Both competitors pitched significantly lower prices, but the Transportation Security Agency successfully defended its case for paying more to acquire Grant Thornton's solution.

If you just look at the disparity in pricing between the winner of a $350 million Transportation Security Administration contract and the losers, there is little doubt as to why they filed their protests.

Both losing bids by Guidehouse and Deloitte Consulting were magnitudes lower than the winning bid by Grant Thornton.

TSA will use the blanket purchase agreement to acquire a variety of program analysis and strategic support for airport security functions. The BPA naturally goes by the acronym PASS.

The contract has a ceiling of $350 million over five years. Bidders had to submit their solution and pricing for a sample task order as well as submit their past performance qualifications.

Grant Thornton’s proposed price for the task order came in at $1.7 million. Deloitte's proposed price was slightly less half of that at $867,000. Guidehouse's proposed price of $536,000 was one-third lower than Grant Thornton's offer.

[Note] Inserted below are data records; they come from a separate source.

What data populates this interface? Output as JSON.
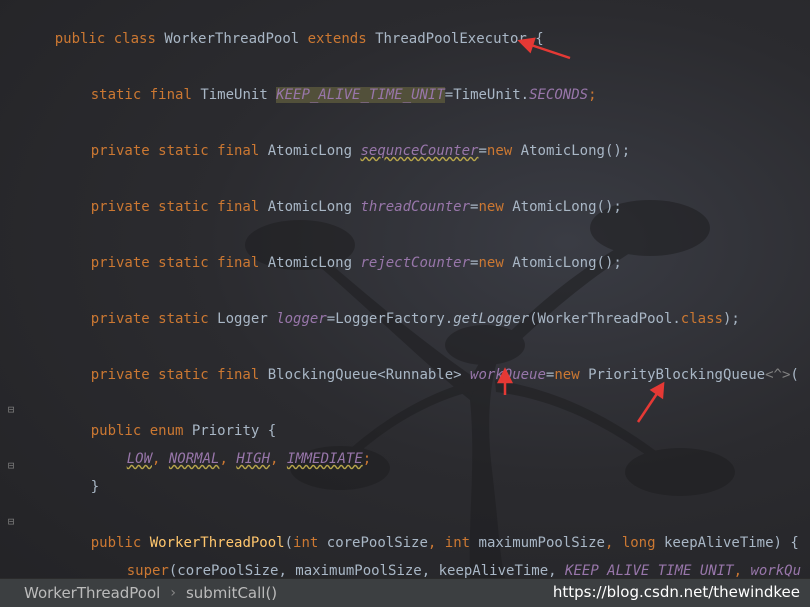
{
  "code": {
    "line1": {
      "public": "public",
      "class": "class",
      "name": "WorkerThreadPool",
      "extends": "extends",
      "parent": "ThreadPoolExecutor",
      "brace": "{"
    },
    "line2": {
      "static": "static",
      "final": "final",
      "type": "TimeUnit",
      "field": "KEEP_ALIVE_TIME_UNIT",
      "eq": "=",
      "val": "TimeUnit.",
      "const": "SECONDS",
      "end": ";"
    },
    "line3": {
      "mods": "private static final",
      "type": "AtomicLong",
      "field": "sequnceCounter",
      "eq": "=",
      "new": "new",
      "ctor": "AtomicLong",
      "end": "();"
    },
    "line4": {
      "mods": "private static final",
      "type": "AtomicLong",
      "field": "threadCounter",
      "eq": "=",
      "new": "new",
      "ctor": "AtomicLong",
      "end": "();"
    },
    "line5": {
      "mods": "private static final",
      "type": "AtomicLong",
      "field": "rejectCounter",
      "eq": "=",
      "new": "new",
      "ctor": "AtomicLong",
      "end": "();"
    },
    "line6": {
      "mods": "private static",
      "type": "Logger",
      "field": "logger",
      "eq": "=",
      "call": "LoggerFactory.",
      "method": "getLogger",
      "arg": "(WorkerThreadPool.",
      "class": "class",
      "end": ");"
    },
    "line7": {
      "mods": "private static final",
      "type": "BlockingQueue<Runnable>",
      "field": "workQueue",
      "eq": "=",
      "new": "new",
      "ctor": "PriorityBlockingQueue",
      "gen": "<^>",
      "end": "("
    },
    "line8": {
      "mods": "public enum",
      "name": "Priority",
      "brace": "{"
    },
    "line9": {
      "v1": "LOW",
      "v2": "NORMAL",
      "v3": "HIGH",
      "v4": "IMMEDIATE",
      "sep": ", ",
      "end": ";"
    },
    "line10": {
      "brace": "}"
    },
    "line11": {
      "public": "public",
      "name": "WorkerThreadPool",
      "p1t": "int",
      "p1": "corePoolSize",
      "p2t": "int",
      "p2": "maximumPoolSize",
      "p3t": "long",
      "p3": "keepAliveTime",
      "end": ") {"
    },
    "line12": {
      "super": "super",
      "args": "(corePoolSize, maximumPoolSize, keepAliveTime, ",
      "f1": "KEEP_ALIVE_TIME_UNIT",
      "sep": ", ",
      "f2": "workQu"
    }
  },
  "breadcrumb": {
    "items": [
      "WorkerThreadPool",
      "submitCall()"
    ],
    "separator": "›"
  },
  "watermark": "https://blog.csdn.net/thewindkee",
  "colors": {
    "keyword": "#cc7832",
    "text": "#a9b7c6",
    "field": "#9876aa",
    "method": "#ffc66d",
    "arrow": "#e53935"
  }
}
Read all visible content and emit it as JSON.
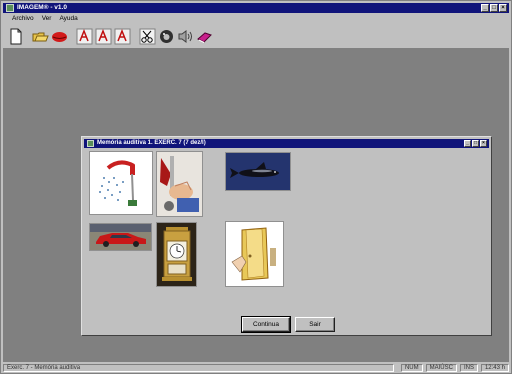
{
  "app": {
    "title": "IMAGEM® - v1.0"
  },
  "menu": {
    "items": [
      "Archivo",
      "Ver",
      "Ayuda"
    ]
  },
  "toolbar": {
    "icons": [
      "new-file-icon",
      "open-folder-icon",
      "lips-icon",
      "spelling-a-icon",
      "spelling-a-icon",
      "spelling-a-icon",
      "scissors-icon",
      "pig-icon",
      "audio-icon",
      "book-icon"
    ]
  },
  "child_window": {
    "title": "Memória auditiva 1. EXERC. 7 (7 dez/l)",
    "buttons": {
      "continue": "Continua",
      "exit": "Sair"
    },
    "cards": [
      "shower-image",
      "hand-on-lever-image",
      "fish-image",
      "red-car-image",
      "clock-image",
      "door-image"
    ]
  },
  "status": {
    "main_text": "Exerc. 7 - Memória auditiva",
    "cells": [
      "NUM",
      "MAIÚSC",
      "INS",
      "12:43 h"
    ]
  },
  "colors": {
    "titlebar": "#10147a",
    "face": "#c0c0c0",
    "workspace": "#808080"
  }
}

But TSA picked Grant Thornton because the agency said that represented the best value to the government.

As you can imagine, both Deloitte and Guidehouse challenged how that best value evaluation was conducted and how their technical solutions were graded.

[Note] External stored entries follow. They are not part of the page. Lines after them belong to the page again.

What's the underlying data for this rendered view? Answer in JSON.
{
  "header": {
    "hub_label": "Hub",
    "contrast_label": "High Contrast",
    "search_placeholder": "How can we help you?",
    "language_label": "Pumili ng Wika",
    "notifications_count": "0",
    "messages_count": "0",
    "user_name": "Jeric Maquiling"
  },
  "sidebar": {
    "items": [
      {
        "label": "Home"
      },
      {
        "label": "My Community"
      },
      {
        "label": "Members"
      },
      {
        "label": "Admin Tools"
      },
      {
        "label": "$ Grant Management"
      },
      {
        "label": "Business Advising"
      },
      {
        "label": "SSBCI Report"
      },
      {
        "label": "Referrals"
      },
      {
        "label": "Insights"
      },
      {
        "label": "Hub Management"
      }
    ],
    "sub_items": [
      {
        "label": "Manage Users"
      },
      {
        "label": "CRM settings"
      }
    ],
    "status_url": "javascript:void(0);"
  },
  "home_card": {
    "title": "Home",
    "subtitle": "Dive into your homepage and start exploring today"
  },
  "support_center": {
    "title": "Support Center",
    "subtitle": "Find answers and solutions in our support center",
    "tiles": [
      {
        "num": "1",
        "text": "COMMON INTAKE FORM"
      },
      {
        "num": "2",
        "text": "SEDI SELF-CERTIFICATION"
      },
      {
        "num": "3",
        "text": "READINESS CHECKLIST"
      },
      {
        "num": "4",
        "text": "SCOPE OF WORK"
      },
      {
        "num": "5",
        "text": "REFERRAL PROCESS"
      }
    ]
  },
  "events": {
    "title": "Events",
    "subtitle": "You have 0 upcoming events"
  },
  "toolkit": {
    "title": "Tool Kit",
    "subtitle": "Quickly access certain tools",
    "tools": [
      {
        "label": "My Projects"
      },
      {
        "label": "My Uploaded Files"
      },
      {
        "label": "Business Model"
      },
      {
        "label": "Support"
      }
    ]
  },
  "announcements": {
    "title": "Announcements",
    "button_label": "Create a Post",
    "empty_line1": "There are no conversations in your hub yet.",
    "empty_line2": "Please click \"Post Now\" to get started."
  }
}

Given the difference in pricing and the relative closeness of their scores, you would think the Government Accountability Office’s decision would be a slam dunk in the protesters’ favor. But that was not to be.

GAO ruled TSA was justified in paying the higher price because they saw value in what Grant Thornton proposed. TSA also argued that Grant Thornton presented a lower risk.

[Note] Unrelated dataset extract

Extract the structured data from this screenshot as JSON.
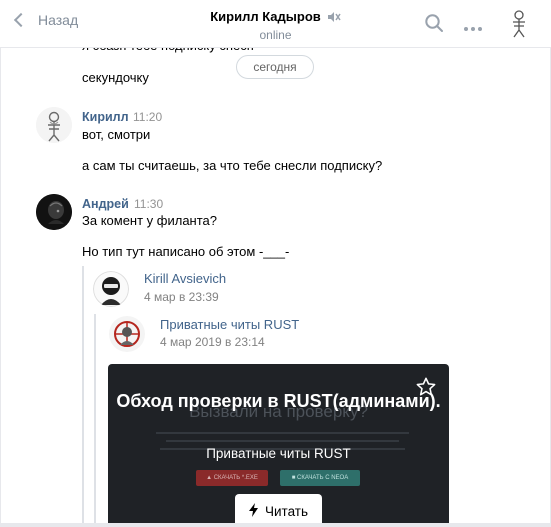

On top of that, Grant Thornton's price was still magnitudes lower than the estimated pricing TSA had established.

Guidehouse and Deloitte both argued their technical proposals should have received higher marks.

All three companies received scores of High Confidence for their technical approaches. But TSA rated Grant Thornton’s proposal as technically superior.

The government also worried that some of what the companies proposed to do could not be done under the pricing they proposed. That is where the risk worry entered the picture.

Deloitte also was scored Some Confidence under the management approach category, while Grant Thornton and Guidehouse scored High Confidence.

TSA didn’t like how Deloitte said it would handle someone who was underperforming on the contract. Deloitte said the person would be replaced within 24 hours but failed to describe how they would determine if the person was under performing, according to the GAO decision.

Guidehouse was dinged in its technical proposal, even though it was scored High Confidence. TSA felt Guidehouse's proposal had a risk factor in how it would gather data and engage directly with stakeholders at the airports.

TSA said they didn’t think Guidehouse could do that level of work under the pricing it proposed and that made their technical proposal riskier, according to the decision.

Both decisions are lengthy. The Deloitte decision comes in at 16 pages and Guidehouse is 18. Both decisions have lots of footnotes.

But interestingly, the shortest section in both decisions deals with the best-value tradeoff.

There GAO basically says that TSA’s source selection authority made a “well-reasoned” decision because the official could point to strengths and weaknesses in the bids and concluded that Grant Thornton’s price was worth it.